Primero: los dioses no
son unos entes a los que debemos temer, sino unas composiciones materiales que
deben servirnos de modelo, porque saben lo que es la felicidad del pluro placer
de existir. Segundo: el sufrimiento es soportable. Si es verdaderamente
terrible, acaba por derrotarnos, y, si no acaba por derrotarnos, es que no es
tan terrible, por lo que, en ese caso, debemos recurrir a nuestra fuerza de
voluntad para descomponerlo. Tercero: no debemos tener miedo a la muerte
porque, si estoy aquí, quiere decir que ella no está, y, si aparece la muerte,
yo ya habré dejado de estar. Cuarto: la felicidad es alcanzable, consiste en la
satisfacción de los únicos deseos naturales y necesarios (beber y comer para
saciar la sed y el hambre, que son los verdaderos sufrimientos) y la negativa a
satisfacer todos los demás (tanto los deseos naturales y no necesarios —la
sexualidad— como los deseos no naturales ni necesarios: los honores, el poder,
el dinero, las riquezas).
Con el triunfo del
cristianismo, el filósofo se convirtió en un profesor pesado e insufrible, un
pedante que empezó a complicar todo lo que hasta entonces había sido sencillo,
un hipócrita que enseñaba a los demás principios que él no practicaba, un
sermoneador perentorio y, en resumen, un personaje aburrido. Esta concepción de
la filosofía empezó a crear en las universidades clones que a su vez, en un
ciclo incestuoso, se reprodujeron en otros clones.
En la Villa de los
Papiros, los filósofos no daban lecciones a nadie. Se negaban a tener poder
sobre otra persona, a dominarla, porque lo que buscaban era la capacidad de
dominarse a sí mismos. Su filosofía era una práctica, y no un discurso. Su
sabiduría era una tensión, y no un trofeo de esos de los que, cuantos más
defectos tienen, más se alardea. Su existencia era un secreto, y no una
exhibición publicitaria de sus extravagancias mundanas.
Epicuro nació en una
Grecia decadente que ofrece grandes paralelismos con nuestra Europa abatida. El
epicureísmo fue, ante todo, una filosofía de combate contra el apoltronamiento
de la civilización helenística. Después, durante la era cristiana, el
epicureísmo fue una eficaz máquina de guerra contra las ilusiones, contra esas
fábulas infantiles que son, en definitiva, las religiones y las ideologías que
impiden pensar. Sin Epicuro no habrían existido el Renacimiento, ni Montaigne,
ni el pensamiento libertino del siglo XVII, ni la filosofía de la Ilustración,
ni la Revolución Francesa, ni el ateísmo, ni las filosofías de la liberación
social.
Epicuro puede
constituir un poderoso remedio contra la fiebre decadentista contemporánea.
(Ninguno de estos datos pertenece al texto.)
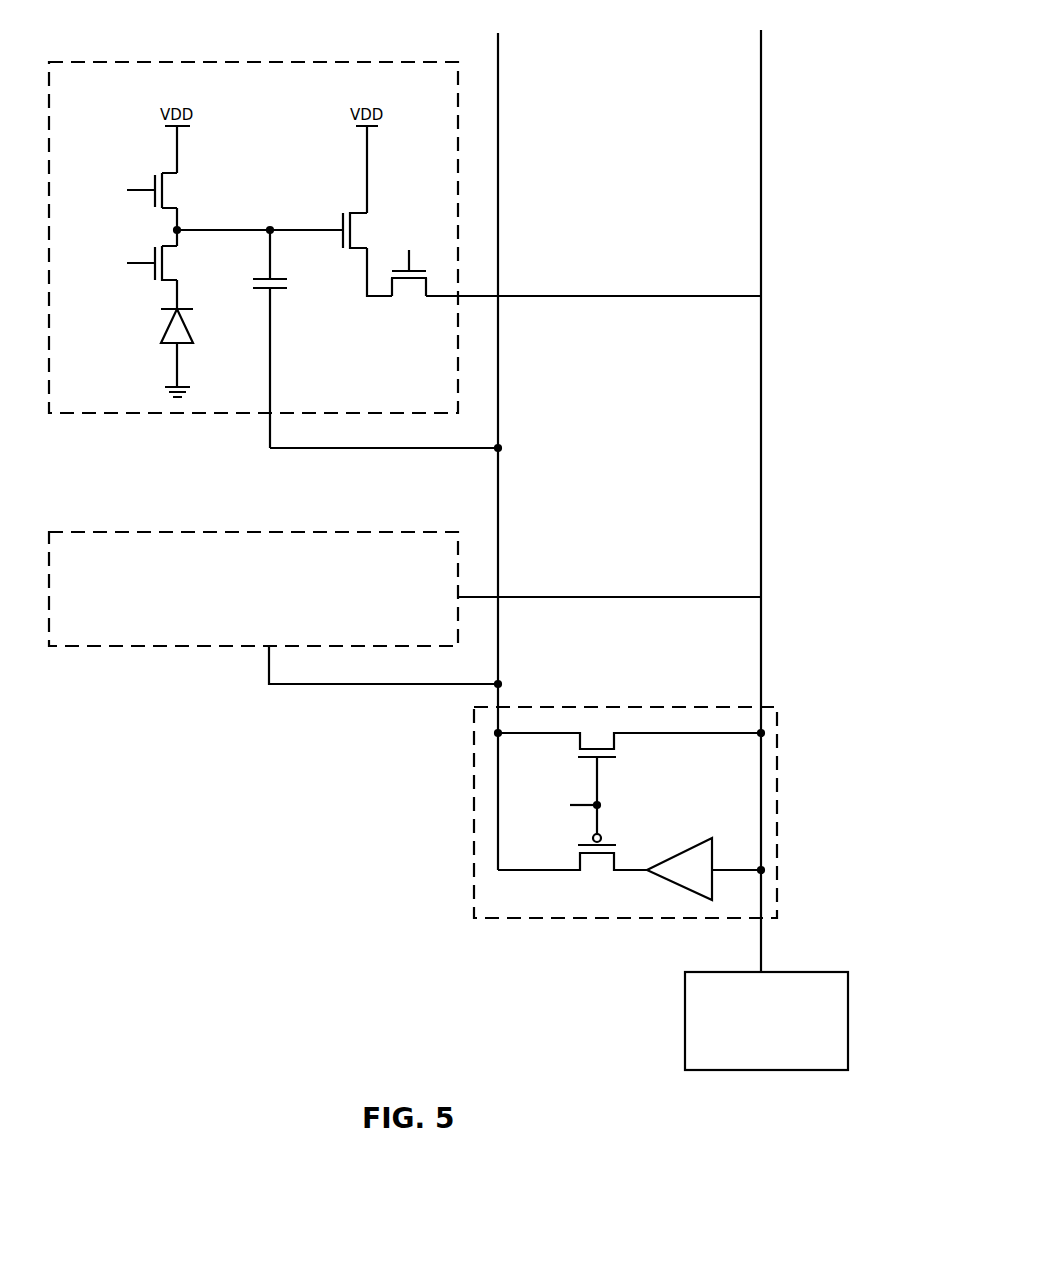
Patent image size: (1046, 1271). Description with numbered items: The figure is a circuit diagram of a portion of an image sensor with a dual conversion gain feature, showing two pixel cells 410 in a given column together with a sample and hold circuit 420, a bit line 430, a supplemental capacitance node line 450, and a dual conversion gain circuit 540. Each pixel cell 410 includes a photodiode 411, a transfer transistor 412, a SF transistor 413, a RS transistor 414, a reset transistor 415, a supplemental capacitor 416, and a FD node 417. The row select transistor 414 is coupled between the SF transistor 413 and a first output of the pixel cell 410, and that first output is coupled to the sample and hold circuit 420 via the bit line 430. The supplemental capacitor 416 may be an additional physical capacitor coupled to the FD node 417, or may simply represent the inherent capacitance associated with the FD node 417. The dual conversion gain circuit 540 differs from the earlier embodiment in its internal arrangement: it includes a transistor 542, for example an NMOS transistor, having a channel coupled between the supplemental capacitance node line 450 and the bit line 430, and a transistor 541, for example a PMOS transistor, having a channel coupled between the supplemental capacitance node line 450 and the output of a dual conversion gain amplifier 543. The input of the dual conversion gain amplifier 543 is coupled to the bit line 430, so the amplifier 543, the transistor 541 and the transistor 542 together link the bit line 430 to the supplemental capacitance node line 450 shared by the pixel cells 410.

The pixel cell 410 is at (458, 62).
The photodiode 411 is at (161, 353).
The transfer transistor 412 is at (145, 269).
The SF transistor 413 is at (355, 252).
The RS transistor 414 is at (576, 263).
The reset transistor 415 is at (142, 201).
The supplemental capacitor 416 is at (288, 339).
The FD node 417 is at (232, 229).
The sample and hold circuit 420 is at (815, 972).
The bit line 430 is at (761, 465).
The supplemental capacitance node line 450 is at (498, 460).
The dual conversion gain circuit 540 is at (674, 791).
The transistor 541 is at (572, 848).
The transistor 542 is at (629, 759).
The dual conversion gain amplifier 543 is at (705, 857).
Acabar con la apatía que invade el mundo no es tarea de ningún salvador
exterior, de ninguna ideología capaz de resolver todos los problemas de un solo
golpe, sino de cada uno de nosotros. Ante cualquier cosa que quiera someternos,
el único salvador al que podemos recurrir está en nuestro propio interior.
El filósofo del Jardín
enseñaba a los individuos a ser soberanos de sí mismos, y ese es el mejor
estimulante para luchar contra todo aquello que nos transforma en esclavos. Basta
con decir no a todo lo que nos cosifica, o, en otras palabras, decir sí a una
vida que, para alcanzar la ataraxia, desea otorgarnos el bien supremo, que es
la ausencia de preocupaciones. La Villa de los Papiros es una arquitectura
ideal que sirve para todas las épocas y todos los lugares, incluida la Europa
del siglo XXI. Nietzsche se preguntaba: “¿Dónde volveremos a construir el
Jardín de Epicuro?”. Respuesta: en cualquier lugar en el que haya un epicúreo.
(*) Michel Onfray es filósofo. Fundador de la Universidad Popular de Caen.